Tive que arrumar um jeito de ir ver. A princípio iria com a Bia minha ex que vocês já conhecem (ela por sinal inspira o fim da peça e é claro que não contarei como é). Só que tive que mudar minha ida de terça para quinta e ela não poderia comparecer. Fiquei em dúvida se iria sozinho. Ir a São Paulo encarando seis horas de ônibus para passar por locais que dão saudades e traumas, assistir uma peça e voltar na mesma noite.

Decidi encarar e fui.

A rodoviária de São Paulo é marcante para mim. Ela representa alguns dos melhores e piores momentos da minha vida (Inspiração de um conto e primeira esquete da peça “Coração rasgado”). A última vez que passei por ela me deixou marcas que se expuseram ao pisar em seu solo novamente, mas não me deixei abalar. Um grande momento se aproximava.

Peguei o metrô, desci na estação Marechal Deodoro e rapidamente cheguei ao teatro. Ali um turbilhão de emoções se iniciou. Ver a fachada da escola. O cartaz da peça com meu nome, a bilheteria, as pessoas esperando o horário da primeira apresentação. Um dos atores foi me buscar e me levou até o camarim. 

Chegando lá eles ouviam atentamente as últimas instruções que a diretora dava por celular. Depois foram ao palco ver últimos detalhes para a apresentação e corrigir pequenos defeitos. Fui muito bem recebido por todos que mostraram imenso carinho e alegria por representarem aquele texto. Falaram que o texto era denso, difícil e me imaginavam mais velho.

Vi isso como duplo elogio. Sinal que não pareço tão velho assim.

Fui para o lado de fora com meu ingresso e fiz questão de esperar na fila como todo mundo. A fila crescia e me dava orgulho e ansiedade ver tanta gente ali para assistir a peça e eu estava doido para assistir.

Entrei, sentei e a peça começou. Começou diferente do que eu tinha escrito. A princípio estranhei, mas vendo e prestando atenção naquele começo pensei “Não é que ficou legal?”. Botaram dois atores representando a consciência do personagem Aloisio. Um era o bem, o outro o mal. Eles não saíram de cena em nenhum momento dando mais dinamismo e profundidade ao texto. 

Se eu fosse escrever hoje a peça escreveria com esses personagens e com outras mudanças que fizeram que achei geniais e não posso revelar porque senão algumas surpresas da peça são descobertas.

Logo depois disso entraram no texto. Não só respeitaram o que escrevi como trataram com muita garra e carinho defendendo muito bem seus personagens e a história. Impressão que passaram é que não importava se era texto de um autor iniciante como eu ou se fosse de um consagrado. O amor que eles têm pelo teatro fariam tratar qualquer texto da mesma forma.

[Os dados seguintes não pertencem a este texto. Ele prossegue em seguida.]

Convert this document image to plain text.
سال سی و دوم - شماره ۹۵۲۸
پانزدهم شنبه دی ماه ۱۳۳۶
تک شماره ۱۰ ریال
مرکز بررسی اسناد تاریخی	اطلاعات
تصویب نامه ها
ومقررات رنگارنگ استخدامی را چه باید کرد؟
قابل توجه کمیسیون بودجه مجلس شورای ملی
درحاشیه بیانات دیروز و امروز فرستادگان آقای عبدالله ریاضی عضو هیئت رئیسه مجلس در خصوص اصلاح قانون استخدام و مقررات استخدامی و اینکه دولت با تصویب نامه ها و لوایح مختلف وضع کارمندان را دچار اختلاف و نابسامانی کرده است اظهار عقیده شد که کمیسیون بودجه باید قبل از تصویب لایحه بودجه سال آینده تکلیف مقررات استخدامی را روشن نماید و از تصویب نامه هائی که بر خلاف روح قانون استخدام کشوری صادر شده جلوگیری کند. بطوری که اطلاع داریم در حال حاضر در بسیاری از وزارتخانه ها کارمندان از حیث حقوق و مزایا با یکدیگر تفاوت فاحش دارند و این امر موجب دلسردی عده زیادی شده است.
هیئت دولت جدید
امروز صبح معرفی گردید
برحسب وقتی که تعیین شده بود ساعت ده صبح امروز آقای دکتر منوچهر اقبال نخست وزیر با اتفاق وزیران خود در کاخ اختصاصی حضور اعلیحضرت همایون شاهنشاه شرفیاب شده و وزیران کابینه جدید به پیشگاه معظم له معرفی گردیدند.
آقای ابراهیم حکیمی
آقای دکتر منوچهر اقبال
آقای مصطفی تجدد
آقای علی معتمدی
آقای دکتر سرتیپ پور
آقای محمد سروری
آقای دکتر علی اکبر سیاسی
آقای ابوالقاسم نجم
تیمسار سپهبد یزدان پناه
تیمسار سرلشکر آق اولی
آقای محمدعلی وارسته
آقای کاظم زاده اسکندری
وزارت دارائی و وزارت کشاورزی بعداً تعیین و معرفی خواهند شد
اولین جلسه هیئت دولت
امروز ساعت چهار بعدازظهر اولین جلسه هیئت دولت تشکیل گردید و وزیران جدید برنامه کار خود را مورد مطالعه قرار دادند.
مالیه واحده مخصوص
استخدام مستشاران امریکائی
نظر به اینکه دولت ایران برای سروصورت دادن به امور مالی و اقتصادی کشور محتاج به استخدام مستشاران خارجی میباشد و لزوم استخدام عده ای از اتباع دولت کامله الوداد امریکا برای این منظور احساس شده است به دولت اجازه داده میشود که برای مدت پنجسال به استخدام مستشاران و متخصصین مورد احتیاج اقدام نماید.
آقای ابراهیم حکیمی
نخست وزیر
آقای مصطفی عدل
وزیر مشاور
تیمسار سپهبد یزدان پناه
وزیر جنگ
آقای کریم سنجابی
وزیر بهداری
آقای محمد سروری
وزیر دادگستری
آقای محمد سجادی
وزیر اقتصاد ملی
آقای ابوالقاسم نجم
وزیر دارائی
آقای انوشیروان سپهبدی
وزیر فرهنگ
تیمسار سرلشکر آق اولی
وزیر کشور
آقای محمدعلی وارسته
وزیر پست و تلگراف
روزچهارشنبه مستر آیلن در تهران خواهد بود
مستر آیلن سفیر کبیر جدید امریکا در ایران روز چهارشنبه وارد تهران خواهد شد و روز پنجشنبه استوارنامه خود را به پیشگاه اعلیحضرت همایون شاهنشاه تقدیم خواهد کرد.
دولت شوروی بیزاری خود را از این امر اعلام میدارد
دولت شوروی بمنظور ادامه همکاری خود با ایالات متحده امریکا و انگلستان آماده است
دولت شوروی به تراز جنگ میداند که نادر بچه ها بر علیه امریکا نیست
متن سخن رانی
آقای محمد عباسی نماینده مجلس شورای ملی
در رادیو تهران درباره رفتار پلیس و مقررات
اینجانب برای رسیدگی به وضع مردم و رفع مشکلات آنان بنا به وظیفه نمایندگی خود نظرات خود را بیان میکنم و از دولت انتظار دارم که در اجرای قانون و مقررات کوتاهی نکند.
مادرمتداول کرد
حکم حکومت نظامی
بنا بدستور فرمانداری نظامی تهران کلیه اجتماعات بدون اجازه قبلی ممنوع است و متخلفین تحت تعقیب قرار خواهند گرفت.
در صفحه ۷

Aos poucos fui esquecendo que era autor da peça e virei público. Comecei a curtir a peça, a rir, prestar atenção e fui gostando. Pensei “Não é que esse texto rendeu mesmo uma peça de teatro? De verdade?” e fui me envolvendo.

Ao ponto de nos últimos dez minutos de uma longa peça de uma hora e vinte (que eles deram uma agilidade que nem deu pra ver o tempo passar)  estar completamente absorvido e impactado com o fim e suas revelações.   

Notei o burburinho do público a medida que revelações iam ocorrendo. Vi uma menina mostrar o braço pro namorado e dizer que estava arrepiada. Olhei para o lado, atrás e vi as pessoas prestando atenção em silêncio e lembrei de filmes que vi onde os fins eram impactantes e eu ficava daquela forma.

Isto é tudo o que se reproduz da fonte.